From Beyond the Grave

Sunday, October 2, 2005, Jamaica Plains, Massachusetts, I take a walk with animation artist Karen Aqua and jazz vocalist/media maven Ruthie Ristich through the eerie beauty of Forest Hills Cemetery. More than just a place to entomb the deceased, Forest Hills functions as a picnic, walking and bike riding wonderland, arboretum, performance venue for music and poetry in particular (since such luminaries as e. e. cummings and Anne Sexton are buried there), indoor art gallery, and outdoor museum for both 19th century and modern sculpture. The Forest Hills Trust commissions artists to create works that blend into the elegant and mysterious atmosphere of the 250 acre landscape that was originally designed in 1848 as Boston’s first public park.

Mitch Ryerson’s sculptures in particular draw us.

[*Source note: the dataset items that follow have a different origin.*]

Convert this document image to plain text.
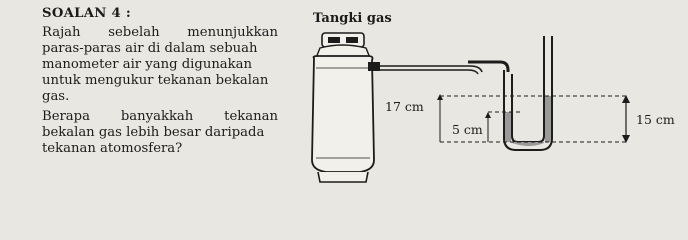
SOALAN 4 :
Rajah sebelah menunjukkan
paras-paras air di dalam sebuah
manometer air yang digunakan
untuk mengukur tekanan bekalan
gas.
Berapa banyakkah tekanan
bekalan gas lebih besar daripada
tekanan atomosfera?
Tangki gas
17 cm
5 cm
15 cm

On the Sunday we are walking, world musician Ricardo Frota brings a huge collection of percussion instruments for children and adults to play along with Ryerson’s permanently installed “marimba benches,” a set of wooden xylophones so strong one can sit on them.

A couple sits in Ryerson’s “poetry chairs” and admires the geese paddling upon Lake Hibiscus.

Ruthie gathers inspiration from within Ryerson’s poetry shrine.

Children play in a hundred-year-old weeping beech tree.

A sunlit winged goddess in a sacred grove.

Ghostly garments sewn of metal screening adorn a grove of trees.

I commune with a friend from the Other Side.